I am working on a commodity-exchange rate model as part of my thesis. My dependent variable is log of first difference of exchange rate of Colombia and my independent variable is log of first difference of crude petroleum price.
I have daily data for last 20 years for both the variable. I am interested in looking whether the relationship (i.e. the effect of crude petroleum prices on Colombia's exchange rate) between the two variables changes over time.
So let say i want to check whether effect of crude petroleum prices on Colombia's exchange rate in the last 5 years ( 2012-2017) is different from that in 2007-2012.
I was thinking of creating dummy variables for 5 years ( 1 if the data is from 2012-2017, 0 otherwise) and then creating an interaction variable of the dummy and crude petroleum prices.
I am not sure whether this is the right thing to do. also can i use any other model or test for the same. Any advice is appreciated. Please let me know if my question is unclear. I can try to modify it.
Best Answer
If you are trying to use an Ordinary Least Squares regression to determine the impact of crude petroleum prices on the Colombian exchange rate - the first thing you need to do is analyze your data to see if it is stationary. To do this, plot the autocorrelation function and run a Dickey-Fuller test
adf.testin R to confirm/deny the same. Once you have confirmed that your model is stationary, i.e. you have a significant p-value for the Dickey-Fuller test at your specified significance level, then your OLS results are valid by regressing on first differences.However, a more effective way to investigate the correlations between two time series is through cointegration analysis.

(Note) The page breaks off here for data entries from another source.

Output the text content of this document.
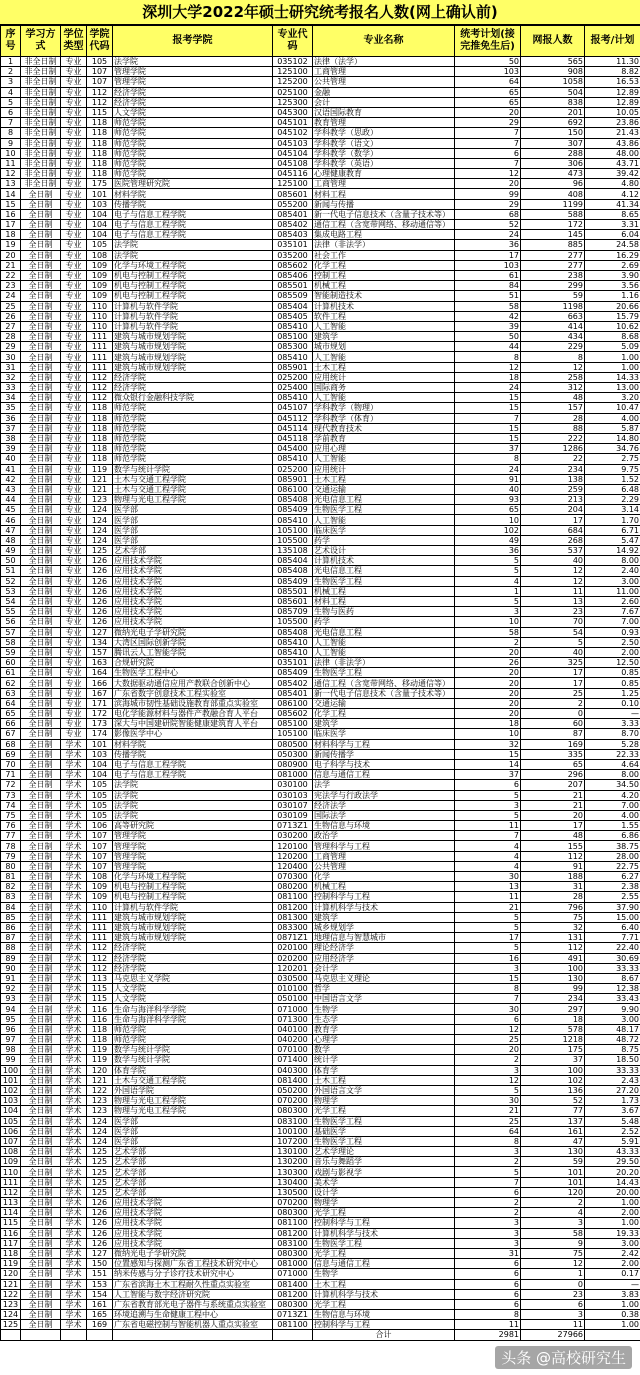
深圳大学2022年硕士研究统考报名人数(网上确认前)
序号	学习方式	学位类型	学院代码	报考学院	专业代码	专业名称	统考计划(接完推免生后)	网报人数	报考/计划
1	非全日制	专业	105	法学院	035102	法律（法学）	50	565	11.30
2	非全日制	专业	107	管理学院	125100	工商管理	103	908	8.82
3	非全日制	专业	107	管理学院	125200	公共管理	64	1058	16.53
4	非全日制	专业	112	经济学院	025100	金融	65	504	12.89
5	非全日制	专业	112	经济学院	125300	会计	65	838	12.89
6	非全日制	专业	115	人文学院	045300	汉语国际教育	20	201	10.05
7	非全日制	专业	118	师范学院	045101	教育管理	29	692	23.86
8	非全日制	专业	118	师范学院	045102	学科教学（思政）	7	150	21.43
9	非全日制	专业	118	师范学院	045103	学科教学（语文）	7	307	43.86
10	非全日制	专业	118	师范学院	045104	学科教学（数学）	6	288	48.00
11	非全日制	专业	118	师范学院	045108	学科教学（英语）	7	306	43.71
12	非全日制	专业	118	师范学院	045116	心理健康教育	12	473	39.42
13	非全日制	专业	175	医院管理研究院	125100	工商管理	20	96	4.80
14	全日制	专业	101	材料学院	085601	材料工程	99	408	4.12
15	全日制	专业	103	传播学院	055200	新闻与传播	29	1199	41.34
16	全日制	专业	104	电子与信息工程学院	085401	新一代电子信息技术（含量子技术等）	68	588	8.65
17	全日制	专业	104	电子与信息工程学院	085402	通信工程（含宽带网络、移动通信等）	52	172	3.31
18	全日制	专业	104	电子与信息工程学院	085403	集成电路工程	24	145	6.04
19	全日制	专业	105	法学院	035101	法律（非法学）	36	885	24.58
20	全日制	专业	108	法学院	035200	社会工作	17	277	16.29
21	全日制	专业	109	化学与环境工程学院	085602	化学工程	103	277	2.69
22	全日制	专业	109	机电与控制工程学院	085406	控制工程	61	238	3.90
23	全日制	专业	109	机电与控制工程学院	085501	机械工程	84	299	3.56
24	全日制	专业	109	机电与控制工程学院	085509	智能制造技术	51	59	1.16
25	全日制	专业	110	计算机与软件学院	085404	计算机技术	58	1198	20.66
26	全日制	专业	110	计算机与软件学院	085405	软件工程	42	663	15.79
27	全日制	专业	110	计算机与软件学院	085410	人工智能	39	414	10.62
28	全日制	专业	111	建筑与城市规划学院	085100	建筑学	50	434	8.68
29	全日制	专业	111	建筑与城市规划学院	085300	城市规划	44	229	5.09
30	全日制	专业	111	建筑与城市规划学院	085410	人工智能	8	8	1.00
31	全日制	专业	111	建筑与城市规划学院	085901	土木工程	12	12	1.00
32	全日制	专业	112	经济学院	025200	应用统计	18	258	14.33
33	全日制	专业	112	经济学院	025400	国际商务	24	312	13.00
34	全日制	专业	112	微众银行金融科技学院	085410	人工智能	15	48	3.20
35	全日制	专业	118	师范学院	045107	学科教学（物理）	15	157	10.47
36	全日制	专业	118	师范学院	045112	学科教学（体育）	7	28	4.00
37	全日制	专业	118	师范学院	045114	现代教育技术	15	88	5.87
38	全日制	专业	118	师范学院	045118	学前教育	15	222	14.80
39	全日制	专业	118	师范学院	045400	应用心理	37	1286	34.76
40	全日制	专业	118	师范学院	085410	人工智能	8	22	2.75
41	全日制	专业	119	数学与统计学院	025200	应用统计	24	234	9.75
42	全日制	专业	121	土木与交通工程学院	085901	土木工程	91	138	1.52
43	全日制	专业	121	土木与交通工程学院	086100	交通运输	40	259	6.48
44	全日制	专业	123	物理与光电工程学院	085408	光电信息工程	93	213	2.29
45	全日制	专业	124	医学部	085409	生物医学工程	65	204	3.14
46	全日制	专业	124	医学部	085410	人工智能	10	17	1.70
47	全日制	专业	124	医学部	105100	临床医学	102	684	6.71
48	全日制	专业	124	医学部	105500	药学	49	268	5.47
49	全日制	专业	125	艺术学部	135108	艺术设计	36	537	14.92
50	全日制	专业	126	应用技术学院	085404	计算机技术	5	40	8.00
51	全日制	专业	126	应用技术学院	085408	光电信息工程	5	12	2.40
52	全日制	专业	126	应用技术学院	085409	生物医学工程	4	12	3.00
53	全日制	专业	126	应用技术学院	085501	机械工程	1	11	11.00
54	全日制	专业	126	应用技术学院	085601	材料工程	5	13	2.60
55	全日制	专业	126	应用技术学院	085709	生物与医药	3	23	7.67
56	全日制	专业	126	应用技术学院	105500	药学	10	70	7.00
57	全日制	专业	127	微纳光电子学研究院	085408	光电信息工程	58	54	0.93
58	全日制	专业	134	大湾区国际创新学院	085410	人工智能	2	5	2.50
59	全日制	专业	157	腾讯云人工智能学院	085410	人工智能	20	40	2.00
60	全日制	专业	163	合规研究院	035101	法律（非法学）	26	325	12.50
61	全日制	专业	164	生物医学工程中心	085409	生物医学工程	20	17	0.85
62	全日制	专业	166	大数据驱动通信应用产教联合创新中心	085402	通信工程（含宽带网络、移动通信等）	20	17	0.85
63	全日制	专业	167	广东省数字创意技术工程实验室	085401	新一代电子信息技术（含量子技术等）	20	25	1.25
64	全日制	专业	171	滨海城市韧性基础设施教育部重点实验室	086100	交通运输	20	2	0.10
65	全日制	专业	172	电化学能源材料与器件产教融合育人平台	085602	化学工程	20	0	—
66	全日制	专业	173	深大与中国建研院智能健康建筑育人平台	085100	建筑学	18	60	3.33
67	全日制	专业	174	影像医学中心	105100	临床医学	10	87	8.70
68	全日制	学术	101	材料学院	080500	材料科学与工程	32	169	5.28
69	全日制	学术	103	传播学院	050300	新闻传播学	15	335	22.33
70	全日制	学术	104	电子与信息工程学院	080900	电子科学与技术	14	65	4.64
71	全日制	学术	104	电子与信息工程学院	081000	信息与通信工程	37	296	8.00
72	全日制	学术	105	法学院	030100	法学	6	207	34.50
73	全日制	学术	105	法学院	030103	宪法学与行政法学	5	21	4.20
74	全日制	学术	105	法学院	030107	经济法学	3	21	7.00
75	全日制	学术	105	法学院	030109	国际法学	5	20	4.00
76	全日制	学术	106	高等研究院	0713Z1	生物信息与环境	11	17	1.55
77	全日制	学术	107	管理学院	030200	政治学	7	48	6.86
78	全日制	学术	107	管理学院	120100	管理科学与工程	4	155	38.75
79	全日制	学术	107	管理学院	120200	工商管理	4	112	28.00
80	全日制	学术	107	管理学院	120400	公共管理	4	91	22.75
81	全日制	学术	108	化学与环境工程学院	070300	化学	30	188	6.27
82	全日制	学术	109	机电与控制工程学院	080200	机械工程	13	31	2.38
83	全日制	学术	109	机电与控制工程学院	081100	控制科学与工程	11	28	2.55
84	全日制	学术	110	计算机与软件学院	081200	计算机科学与技术	21	796	37.90
85	全日制	学术	111	建筑与城市规划学院	081300	建筑学	5	75	15.00
86	全日制	学术	111	建筑与城市规划学院	083300	城乡规划学	5	32	6.40
87	全日制	学术	111	建筑与城市规划学院	0871Z1	地理信息与智慧城市	17	131	7.71
88	全日制	学术	112	经济学院	020100	理论经济学	5	112	22.40
89	全日制	学术	112	经济学院	020200	应用经济学	16	491	30.69
90	全日制	学术	112	经济学院	120201	会计学	3	100	33.33
91	全日制	学术	113	马克思主义学院	030500	马克思主义理论	15	130	8.67
92	全日制	学术	115	人文学院	010100	哲学	8	99	12.38
93	全日制	学术	115	人文学院	050100	中国语言文学	7	234	33.43
94	全日制	学术	116	生命与海洋科学学院	071000	生物学	30	297	9.90
95	全日制	学术	116	生命与海洋科学学院	071300	生态学	6	18	3.00
96	全日制	学术	118	师范学院	040100	教育学	12	578	48.17
97	全日制	学术	118	师范学院	040200	心理学	25	1218	48.72
98	全日制	学术	119	数学与统计学院	070100	数学	20	175	8.75
99	全日制	学术	119	数学与统计学院	071400	统计学	2	37	18.50
100	全日制	学术	120	体育学院	040300	体育学	3	100	33.33
101	全日制	学术	121	土木与交通工程学院	081400	土木工程	12	102	2.43
102	全日制	学术	122	外国语学院	050200	外国语言文学	5	136	27.20
103	全日制	学术	123	物理与光电工程学院	070200	物理学	30	52	1.73
104	全日制	学术	123	物理与光电工程学院	080300	光学工程	21	77	3.67
105	全日制	学术	124	医学部	083100	生物医学工程	25	137	5.48
106	全日制	学术	124	医学部	100100	基础医学	64	161	2.52
107	全日制	学术	124	医学部	107200	生物医学工程	8	47	5.91
108	全日制	学术	125	艺术学部	130100	艺术学理论	3	130	43.33
109	全日制	学术	125	艺术学部	130200	音乐与舞蹈学	2	59	29.50
110	全日制	学术	125	艺术学部	130300	戏剧与影视学	5	101	20.20
111	全日制	学术	125	艺术学部	130400	美术学	7	101	14.43
112	全日制	学术	125	艺术学部	130500	设计学	6	120	20.00
113	全日制	学术	126	应用技术学院	070200	物理学	2	2	1.00
114	全日制	学术	126	应用技术学院	080300	光学工程	2	4	2.00
115	全日制	学术	126	应用技术学院	081100	控制科学与工程	3	3	1.00
116	全日制	学术	126	应用技术学院	081200	计算机科学与技术	3	58	19.33
117	全日制	学术	126	应用技术学院	083100	生物医学工程	3	9	3.00
118	全日制	学术	127	微纳光电子学研究院	080300	光学工程	31	75	2.42
119	全日制	学术	150	位置感知与探测广东省工程技术研究中心	081000	信息与通信工程	6	12	2.00
120	全日制	学术	151	纳米传感与分子诊疗技术研究中心	071000	生物学	6	1	0.17
121	全日制	学术	153	广东省滨海土木工程耐久性重点实验室	081400	土木工程	6	0	—
122	全日制	学术	154	人工智能与数字经济研究院	081200	计算机科学与技术	6	23	3.83
123	全日制	学术	161	广东省教育部光电子器件与系统重点实验室	080300	光学工程	6	6	1.00
124	全日制	学术	165	环境追溯与生命健康工程中心	0713Z1	生物信息与环境	8	3	0.38
125	全日制	学术	169	广东省电磁控制与智能机器人重点实验室	081100	控制科学与工程	11	11	1.00
						合计	2981	27966	
头条 @高校研究生
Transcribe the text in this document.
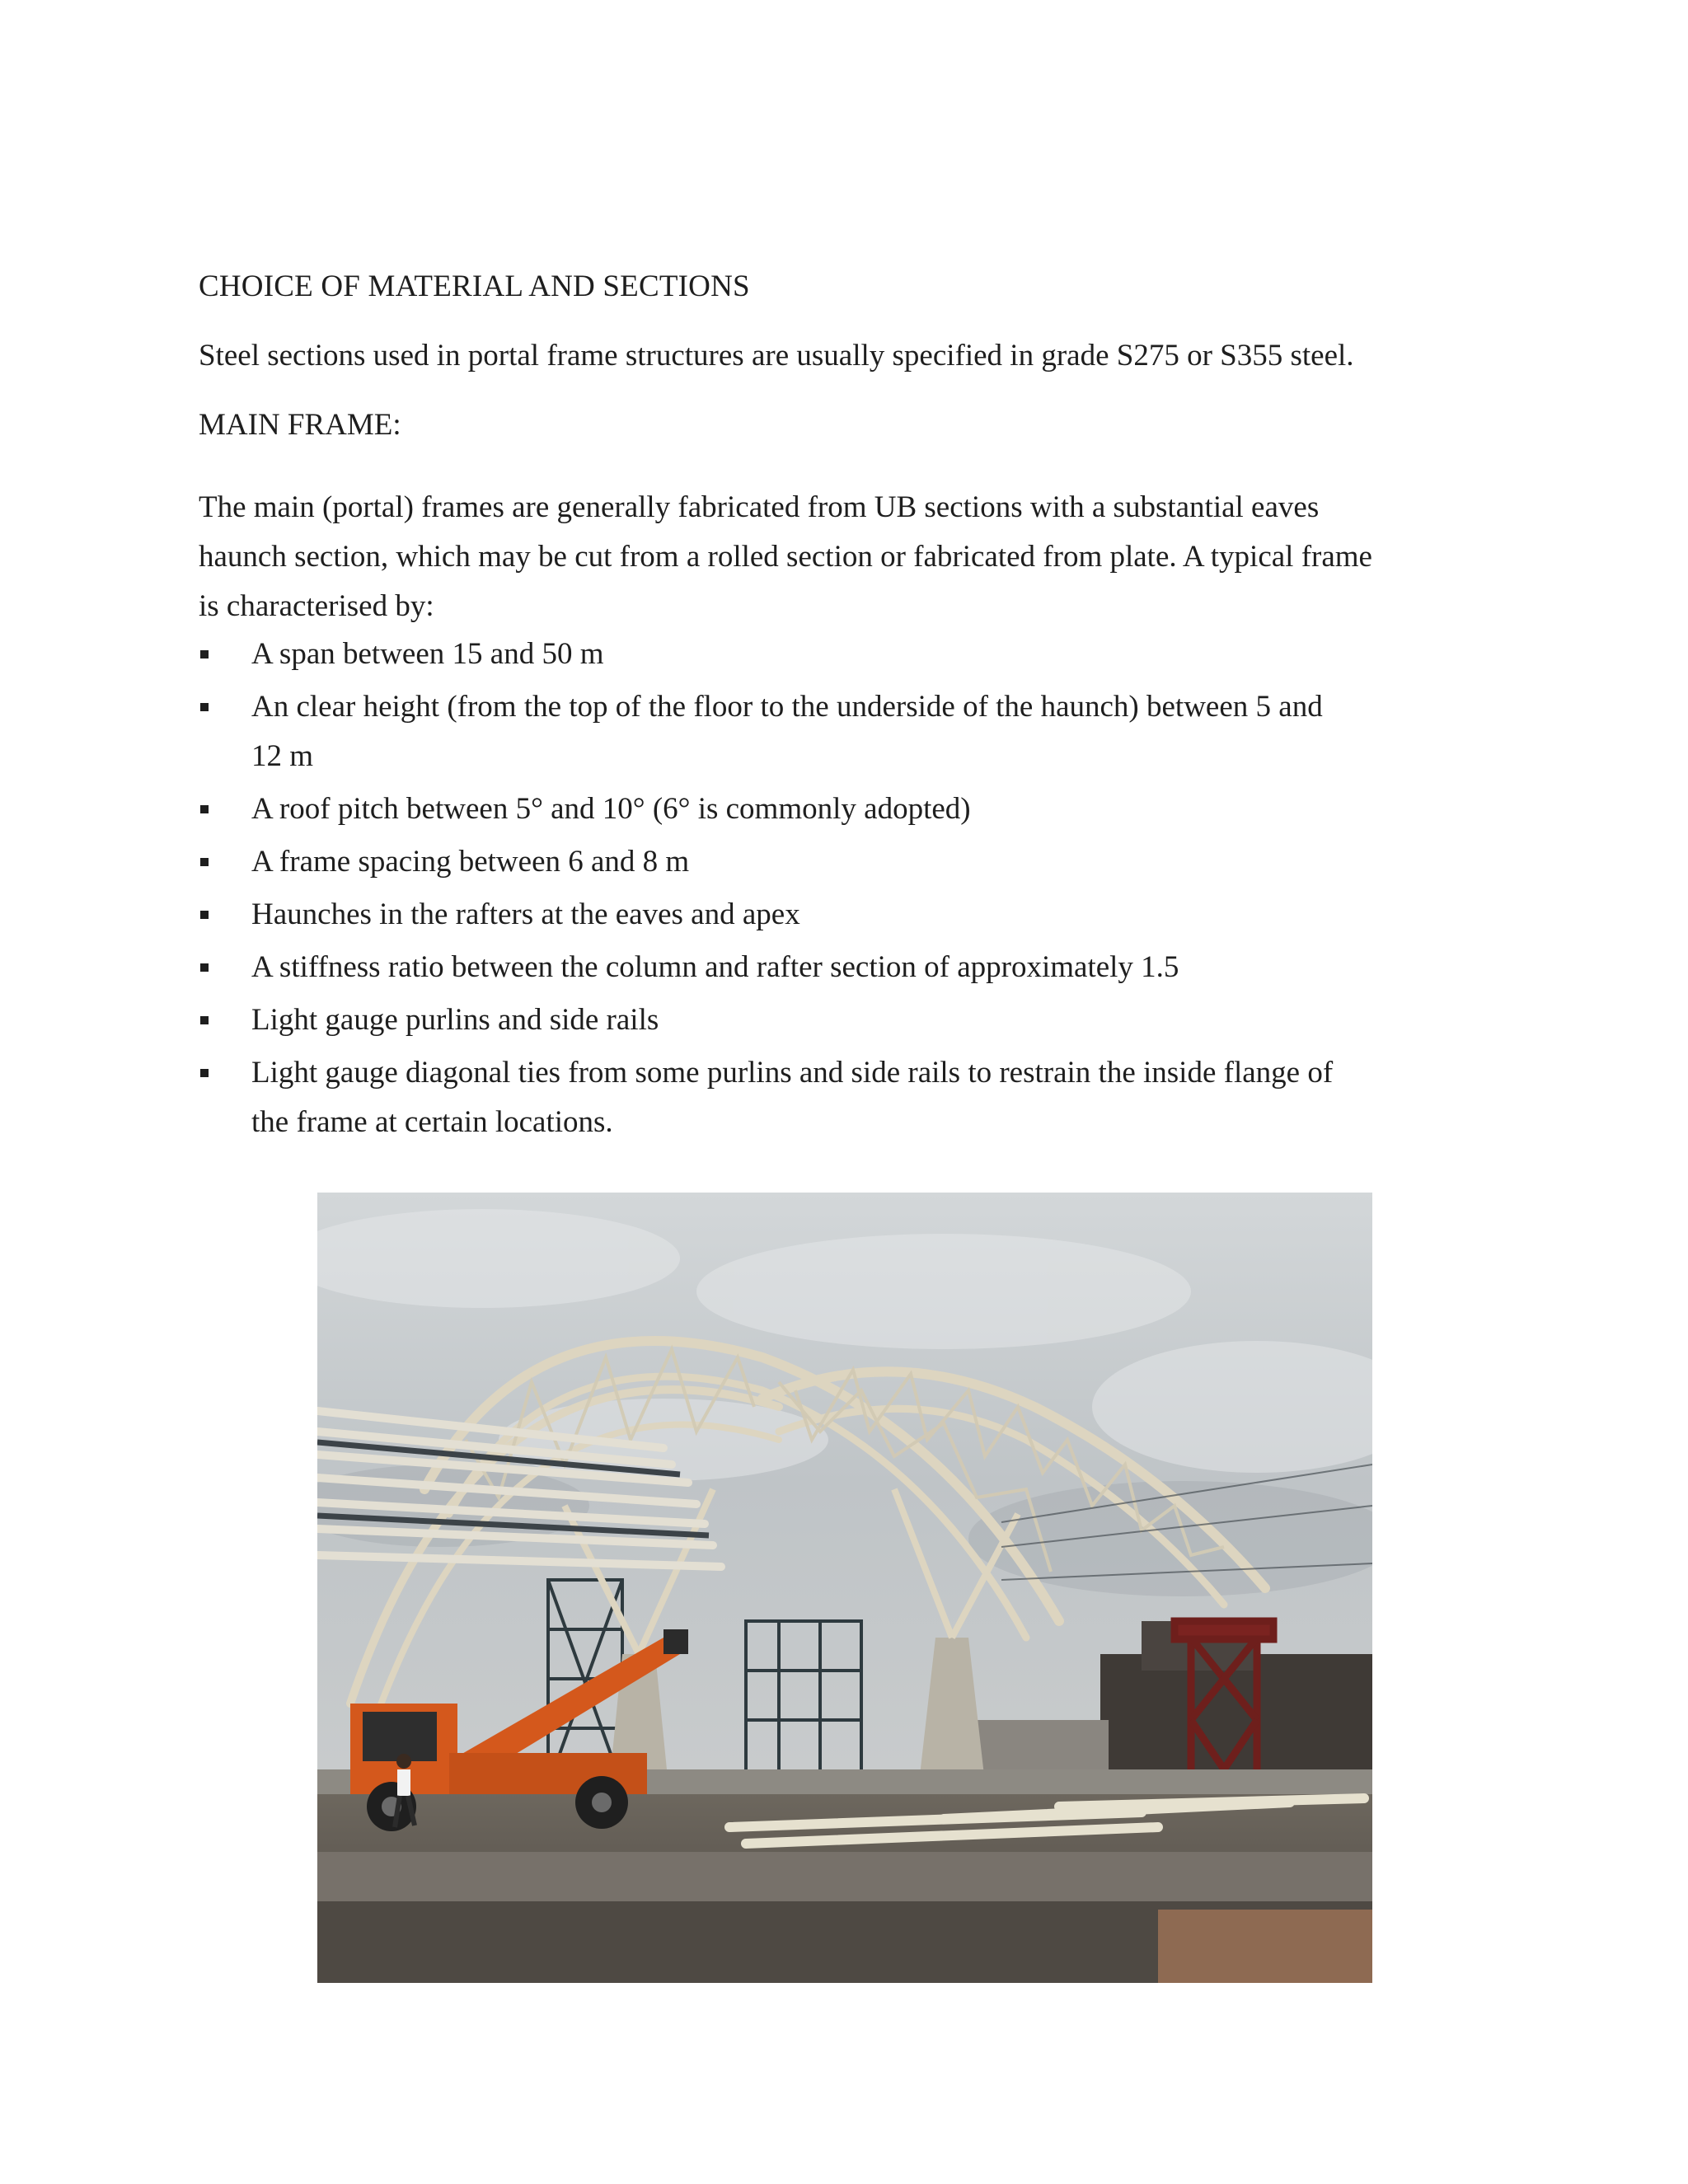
CHOICE OF MATERIAL AND SECTIONS
Steel sections used in portal frame structures are usually specified in grade S275 or S355 steel.
MAIN FRAME:
The main (portal) frames are generally fabricated from UB sections with a substantial eaves
haunch section, which may be cut from a rolled section or fabricated from plate. A typical frame
is characterised by:
A span between 15 and 50 m
An clear height (from the top of the floor to the underside of the haunch) between 5 and
12 m
A roof pitch between 5° and 10° (6° is commonly adopted)
A frame spacing between 6 and 8 m
Haunches in the rafters at the eaves and apex
A stiffness ratio between the column and rafter section of approximately 1.5
Light gauge purlins and side rails
Light gauge diagonal ties from some purlins and side rails to restrain the inside flange of
the frame at certain locations.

A cointegrated pair is one that is non-stationary, but a linear combination of that pair is stationary.
yt - βxt = ut
where xt and yt are a non-stationary and cointegrated pair.
When running the Engle-Granger two step method, the purpose of this is to estimate the value of ut through OLS and then regress the estimate of ut on the first differenced regression.
The reason that cointegration is preferred is that a normal correlation analysis or OLS in standard form will detect a trend from the time series, but this trend does not necessarily have theoretical meaning. This means that you would be quite likely to make a Type I error of rejecting the null hypothesis, or concluding a significant relationship exists when it doesn't.
A cointegration analysis accounts for the fact that a time trend could have been obtained due to chance, and therefore looks to see if the relationship between the two time series is statistically significant. While a stationary, first-differenced OLS is a valid procedure, your analysis would be well served with cointegration testing as well.